At Tycoon Research we have a significant investment in both Code Igniter and Ruby on Rails. Frequently the differences in methodologies between the two is striking.

We ended up writing quite a few libraries to make CI less painful to develop with while fitting into the CI way of doing things. The CI-Events library is one of those libraries.

Why do you need an event library?

We were running into situations where several parts of our system needed to deal with certain things happening such as user registration.

In that case we were ending up with a Users#create method calling out to many, many other models and libraries or, even worse, handling things unrelated to a User. Over time this can get quite sloppy, bug ridden and difficult to maintain.

An event library allowed for proper separation of concerns resulting in simpler, easier to read code.

Why CI-Events?

We had four main goals:

  • Don’t introduce a lot of additional overhead.
  • Flexible enough to handle multiple usage styles.
  • Fit well into the CodeIgniter way of doing things.
  • Considering the indirection involved, attempt to keep things readable.

Admittedly, two of the four are subjective but, with the criteria in mind the other event libraries we looked at failed on one of more of these points. Most significantly, there was no single way of knowing what events were handled by what code.

Another, more minor issue, was the introduction of a new kind of handler file into CI. We felt that was unnecessary.

Usage

The library stores it’s event configuration in a configuration file: config/events.php. The empty config/events.php in the repo contains detailed documentation but, here’s some examples:

For each event there’s an array of handlers. A handler consists of the CI object type, the name of the object, the name of the method and an optional forth argument that may be anything you like.

This approach gives you a few things:

  • One point of reference for all the events in your system.
  • Delegation of event handling to existing libraries and models where appropriate.
  • Reuse of a single handler by modifying the handler’s behavior based on the forth argument.

Sending events is very simple:

The first argument is simply the matching event from your config/events.php. The second argument, like the forth argument in the config file, is entirely optional and may be whatever you’d like it to be. We’ve largely stuck to passing associative arrays through the second argument and been very happy with the result.

Finally, the actual handler:

It’s important to note that all three arguments are optional on the handler methods. If you accept no arguments, it’ll call your method without any arguments. Accept one and you’ll get just the second argument passed to the ->send call. The second argument, when present, will receive the forth argument from the config file. The third and final argument will be the name of the event such as profile.created.

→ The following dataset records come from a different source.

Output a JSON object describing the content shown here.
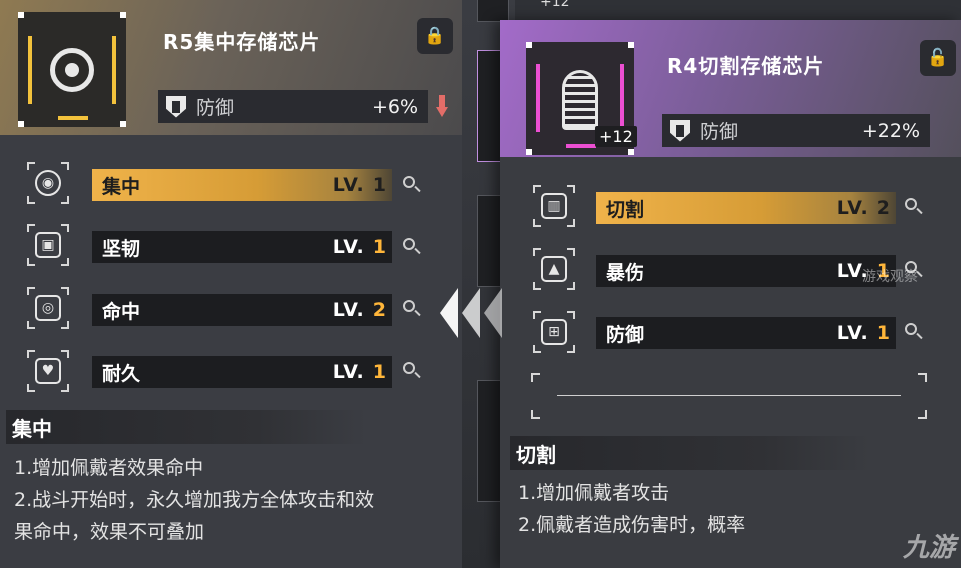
{
  "left_card": {
    "title": "R5集中存储芯片",
    "stat_name": "防御",
    "stat_value": "+6%",
    "skills": [
      {
        "name": "集中",
        "lv_label": "LV.",
        "lv": "1",
        "icon": "focus-eye-icon",
        "active": true
      },
      {
        "name": "坚韧",
        "lv_label": "LV.",
        "lv": "1",
        "icon": "robot-armor-icon",
        "active": false
      },
      {
        "name": "命中",
        "lv_label": "LV.",
        "lv": "2",
        "icon": "target-icon",
        "active": false
      },
      {
        "name": "耐久",
        "lv_label": "LV.",
        "lv": "1",
        "icon": "heart-plus-icon",
        "active": false
      }
    ],
    "desc_title": "集中",
    "desc_lines": [
      "1.增加佩戴者效果命中",
      "2.战斗开始时，永久增加我方全体攻击和效",
      "果命中，效果不可叠加"
    ]
  },
  "right_card": {
    "title": "R4切割存储芯片",
    "enhance": "+12",
    "stat_name": "防御",
    "stat_value": "+22%",
    "skills": [
      {
        "name": "切割",
        "lv_label": "LV.",
        "lv": "2",
        "icon": "saw-blade-icon",
        "active": true
      },
      {
        "name": "暴伤",
        "lv_label": "LV.",
        "lv": "1",
        "icon": "crit-damage-icon",
        "active": false
      },
      {
        "name": "防御",
        "lv_label": "LV.",
        "lv": "1",
        "icon": "defense-shield-icon",
        "active": false
      }
    ],
    "desc_title": "切割",
    "desc_lines": [
      "1.增加佩戴者攻击",
      "2.佩戴者造成伤害时，概率"
    ]
  },
  "background": {
    "enhance": "+12"
  },
  "watermarks": {
    "site": "游戏观察",
    "brand": "九游"
  },
  "colors": {
    "gold": "#f0b34a",
    "purple": "#a36bc9",
    "down_red": "#e36d68",
    "lock_bg": "#2a2b30"
  }
}
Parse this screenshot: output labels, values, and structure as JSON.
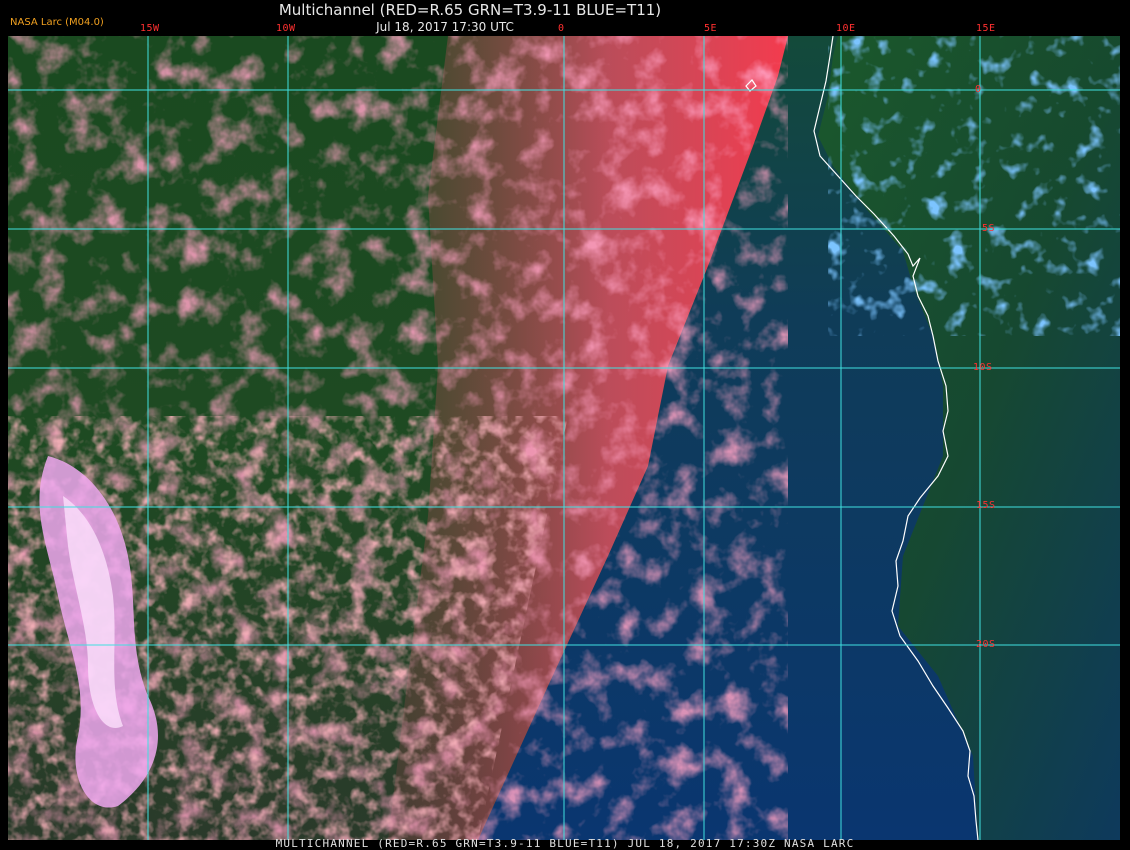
{
  "header": {
    "title": "Multichannel (RED=R.65 GRN=T3.9-11 BLUE=T11)",
    "time": "Jul 18, 2017 17:30 UTC",
    "version": "NASA Larc (M04.0)"
  },
  "map": {
    "lon_labels": [
      "15W",
      "10W",
      "0",
      "5E",
      "10E",
      "15E"
    ],
    "lat_labels": [
      "0",
      "5S",
      "10S",
      "15S",
      "20S"
    ],
    "colors": {
      "grid": "#40e0e0",
      "label": "#ff3030",
      "cloud_pink": "#ff5a8a",
      "ocean_blue": "#0c3a70",
      "land_green": "#1a4a1e",
      "coastline": "#ffffff"
    }
  },
  "footer": {
    "text": "MULTICHANNEL (RED=R.65 GRN=T3.9-11 BLUE=T11) JUL 18, 2017 17:30Z  NASA LARC"
  }
}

This library has served us very well, in production, for a few months now. Feel free to use it and contribute back if you feel it’s missing something.

Update

I’ve pushed a very simple demonstration application to github. You can find it at http://github.com/rich/ci-events-demo-app. The handler library is simply called Thing and you can see it in system/application/libraries/Thing.php. The event is sent by the default welcome controller. The output looks like this:

5 Responses to “CI-Events: A Code Igniter event library”

  1. Miami_coder Says:

    Hi Rich/Tycoon,

    Thanks for your contribution to CI. You set a great example for other companies to follow.

    Second, I'm not sure I understand well how to pass those named args to your function assign_points, would you have a more detailed/basic example?

    Sorry for just not getting it.

  2. Colin Says:

    I don't see why you should need to configure each event. Seems like a convention would make more sense, so you hook into an event automatically instead of explicitly having to configure it. CI hooks already provides this, really.

  3. Rich Cavanaugh Says:

    @Miami_coder

    The arguments actually get passed automatically by the library. This happens when you send an event that method handles.

    I'll see if I can get an example app up on github in a day or two.

    @Colin

    It's not so much as you're configuring the event as the handlers. There would be no way to do the handler just by convention since the library containing the handler may not even be loaded when the event is triggered.

    CI Hooks do provide a small portion of the functionality that our library provides. It's missing the various argument passing mechanisms though which are pretty critical to our use cases.

  4. David Says:

    I took a stab at this today and the library threw a couple nasty exceptions and I'm not really sure what I did wrong.

    I set up the config file with a simple item that looks like this:

    $config['item.logged'] = array( array('library', 'Foo', 'log_item') );

    Then in my controller I sent the event like was mentioned:

    $this->events->send('item.logged', array('item' => 'Test item'));

    From that though, I get a fatal error with the message "Uncaught exception 'ReflectionException' with message 'The parameter class is expected to be either a string or an object'". Any ideas what I'm doing wrong here?

  5. Rich Cavanaugh Says:

    @David

    The library doesn't really do any sanity checking of the config/events.php file. Basically, the library names need to be all lower case. So, where you have "Foo" it should be "foo."

    Also, I've updated the post to link to a new repo on github. It's a demonstration CI application including the events library.